Use the @ operator to annotate function arguments or local variables with memory specifications:

from allo import Memory
from allo.ir.types import int32, float32

# Define memory specifications
MemUram = Memory(resource="URAM", storage_type="RAM_1P")
MemBram = Memory(resource="BRAM", storage_type="RAM_2P")

def kernel(a: int32[32] @ MemUram, b: int32[16, 16] @ MemBram) -> int32[32]:
    # Local variable with memory annotation
    buf: int32[32] @ Memory(resource="BRAM")
    for i in range(32):
        buf[i] = a[i] * 2
    c: int32[32]
    for i in range(32):
        c[i] = buf[i] + 1
    return c

s = allo.customize(kernel)
mod = s.build(target="xls", use_memory=True)
print(mod.hls_code)

This generates a rewrite textproto file that maps buffer a (RAM_1P) to the XLS RAM_1RW type and input buffer b (RAM_2P) to the XLS RAM_1R1W type:

Memory Class Parameters The Allo Memory class accepts the following parameters:

resource (str): Memory resource type
- "BRAM": Block RAM - the most common on-chip memory
- "URAM": Ultra RAM - larger capacity, available on UltraScale+ devices
- "LUTRAM": LUT-based RAM - faster but smaller
- "SRL": Shift Register LUT - efficient for FIFOs
- "AUTO": Let the HLS tool decide (default)

These all default to RAM_ABSTRACT in XLS.

storage_type (str, optional): RAM access pattern
- "RAM_1P": Single-port RAM
- "RAM_2P": Simple dual-port RAM (one read, one write port)
- "RAM_T2P": True dual-port RAM (two read/write ports)
- "RAM_1WNR": Single write, N read ports
- "RAM_S2P": Simple dual-port (alias for RAM_2P)
- "ROM_1P": Single-port ROM
- "ROM_2P": Dual-port ROM
- "ROM_NP": N-port ROM
latency (int, optional): Memory access latency in cycles
depth (int, optional): Depth of the memory (useful for streams/FIFOs)

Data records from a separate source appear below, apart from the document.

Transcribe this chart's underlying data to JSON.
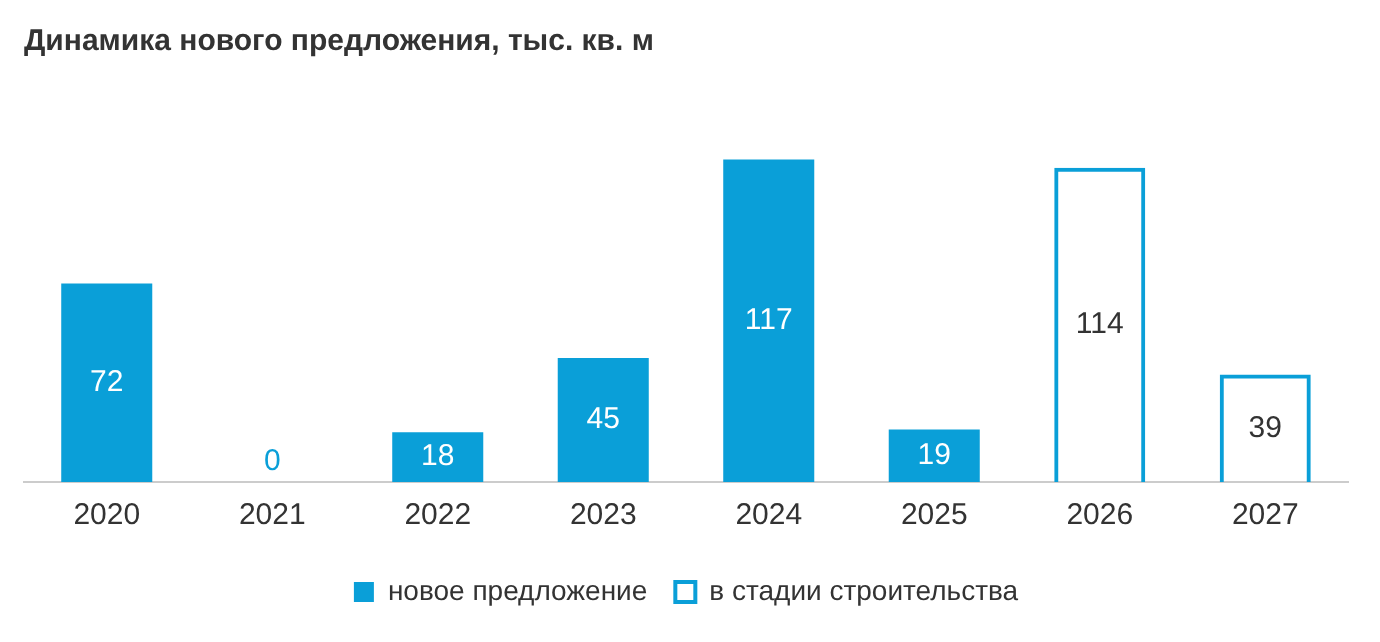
{
  "chart_data": {
    "type": "bar",
    "title": "Динамика нового предложения, тыс. кв. м",
    "categories": [
      "2020",
      "2021",
      "2022",
      "2023",
      "2024",
      "2025",
      "2026",
      "2027"
    ],
    "series": [
      {
        "name": "новое предложение",
        "color": "#0a9fd8",
        "values": [
          72,
          0,
          18,
          45,
          117,
          19,
          null,
          null
        ]
      },
      {
        "name": "в стадии строительства",
        "color": "#0a9fd8",
        "values": [
          null,
          null,
          null,
          null,
          null,
          null,
          114,
          39
        ]
      }
    ],
    "data_labels": true,
    "tick_labels": "x",
    "grid": false,
    "legend": "bottom"
  }
}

XLS currently only supports RAM_1RW and RAM_1R1W, so we can only support RAM_1P, RAM_2P, and ROM_1P. The other storage types are currently not supported.

Conclusion¶

This example illustrates the process of defining a GEMM kernel using the Allo ADL and generating XLS code for the ASIC flow. The approach supports the software synthesis modes which is wonderful for quick verifications and debugging.